Last night I saw Yesterday, starring Himesh Patel and Lily James.
A world without The Beatles or Coca-Cola isn't a world I'd ever want to live in, but it's the warped reality that struggling English musician, Jack (Patel), experiences when he wakes from an accident. Jack was hit by a bus during a freak, 12-second worldwide blackout and seems to be the only person who remembers the most famous band that ever existed and the iconic soda.
Of course he doesn't have the formula for Coke, but he does remember a fair amount of The Beatles catalog of songs, so he begins to "write" them one-by-one and pass them off as his own. Of course, the world (again) loves them.
Side note: For those of us who are die-hard Beatles fans who absolutely hate covers of their songs, listening to him play their sacred hits throughout the film is as excruciating as you'd imagine.
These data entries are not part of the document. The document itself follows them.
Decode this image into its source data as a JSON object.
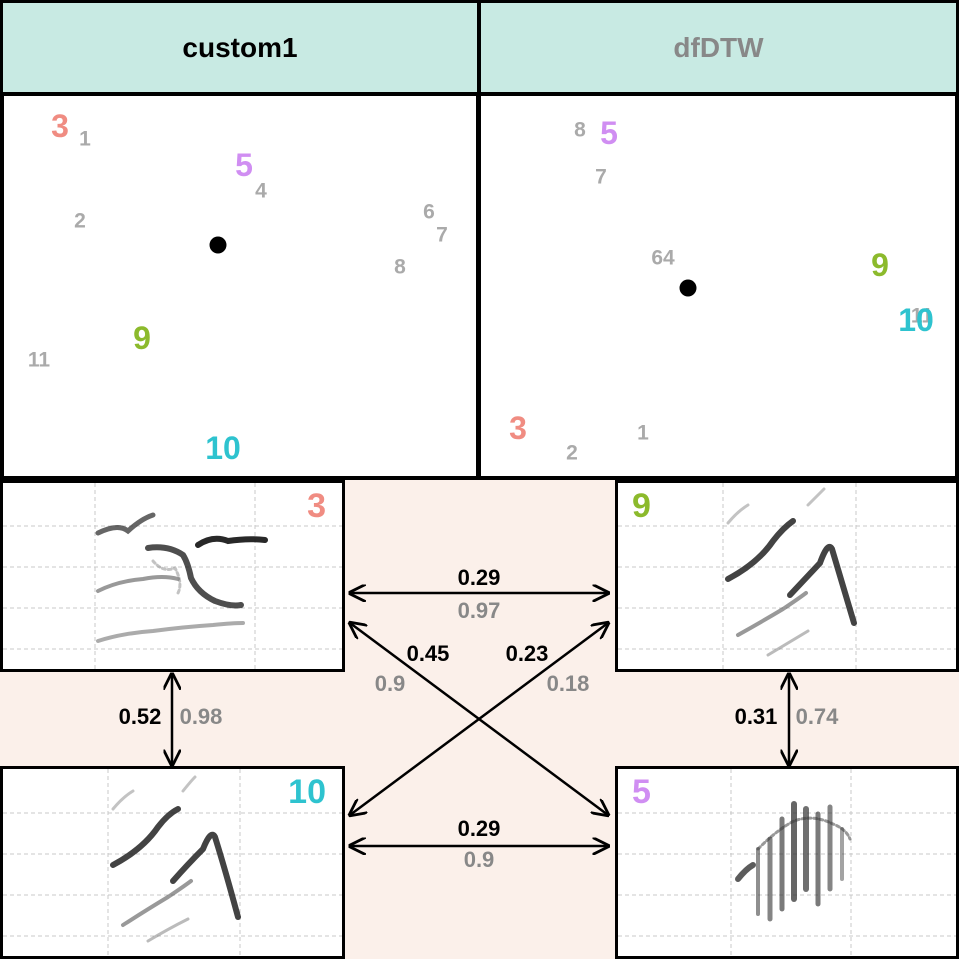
{
  "colors": {
    "header_bg": "#c8eae3",
    "band_bg": "#fbf0ea",
    "gray_label": "#aaaaaa",
    "custom1_title": "#000000",
    "dfdtw_title": "#888888",
    "sim_primary": "#000000",
    "sim_secondary": "#888888",
    "id_3": "#f08c82",
    "id_5": "#d08ef2",
    "id_9": "#8cba2c",
    "id_10": "#2ec3cf"
  },
  "headers": {
    "left": "custom1",
    "right": "dfDTW"
  },
  "scatter_left": {
    "highlighted": [
      {
        "id": "3",
        "color": "#f08c82"
      },
      {
        "id": "5",
        "color": "#d08ef2"
      },
      {
        "id": "9",
        "color": "#8cba2c"
      },
      {
        "id": "10",
        "color": "#2ec3cf"
      }
    ],
    "others": [
      "1",
      "4",
      "2",
      "6",
      "7",
      "8",
      "11"
    ]
  },
  "scatter_right": {
    "highlighted": [
      {
        "id": "5",
        "color": "#d08ef2"
      },
      {
        "id": "9",
        "color": "#8cba2c"
      },
      {
        "id": "10",
        "color": "#2ec3cf"
      },
      {
        "id": "3",
        "color": "#f08c82"
      }
    ],
    "others": [
      "8",
      "7",
      "64",
      "11",
      "1",
      "2"
    ]
  },
  "spectrograms": {
    "top_left": "3",
    "bottom_left": "10",
    "top_right": "9",
    "bottom_right": "5"
  },
  "similarities": {
    "3_9": {
      "custom1": "0.29",
      "dfdtw": "0.97"
    },
    "3_5": {
      "custom1": "0.45",
      "dfdtw": "0.9"
    },
    "10_9": {
      "custom1": "0.23",
      "dfdtw": "0.18"
    },
    "3_10": {
      "custom1": "0.52",
      "dfdtw": "0.98"
    },
    "9_5": {
      "custom1": "0.31",
      "dfdtw": "0.74"
    },
    "10_5": {
      "custom1": "0.29",
      "dfdtw": "0.9"
    }
  }
}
By his side on his rise to fame is Ellie (James) who has known him since childhood and acts as his manager until he's recruited by a bigger fish, who arrives in the form of Kate McKinnon as Debra. She is a very welcome distraction, as is Ed Sheeran who portrays himself.
Although the film is marketed as this philosophical "what if" regarding the cultural shift that would happen if the band who influenced nearly every major rock act that came after them never happened, it's really just a mediocre romantic comedy about two people who don't have much chemistry and struggle to get past the friend zone. In fact, the film should have been called The Friend Zone.
As someone who counts Love Actually among the greatest rom coms of all time, I hoped that writer Richard Curtis would sprinkle his fairy dust on this couple as well, but instead all we got were a series of groan-worthy jokes (re-naming "Hey Jude" to "Hey Dude") and an odd twist at the end that contemplates what John Lennon would be doing today if he hadn't been murdered (for what it's worth, I don't think they even came close).
A film exploring an alternate Back to the Future-ish reality about how music would suck had rock 'n' roll never been blessed with John, Paul, George and Ringo? Now that would have been compelling.
Unfortunately, the greatest part of this film was the very end—when the real Beatles sing "Hey Jude" over the credits.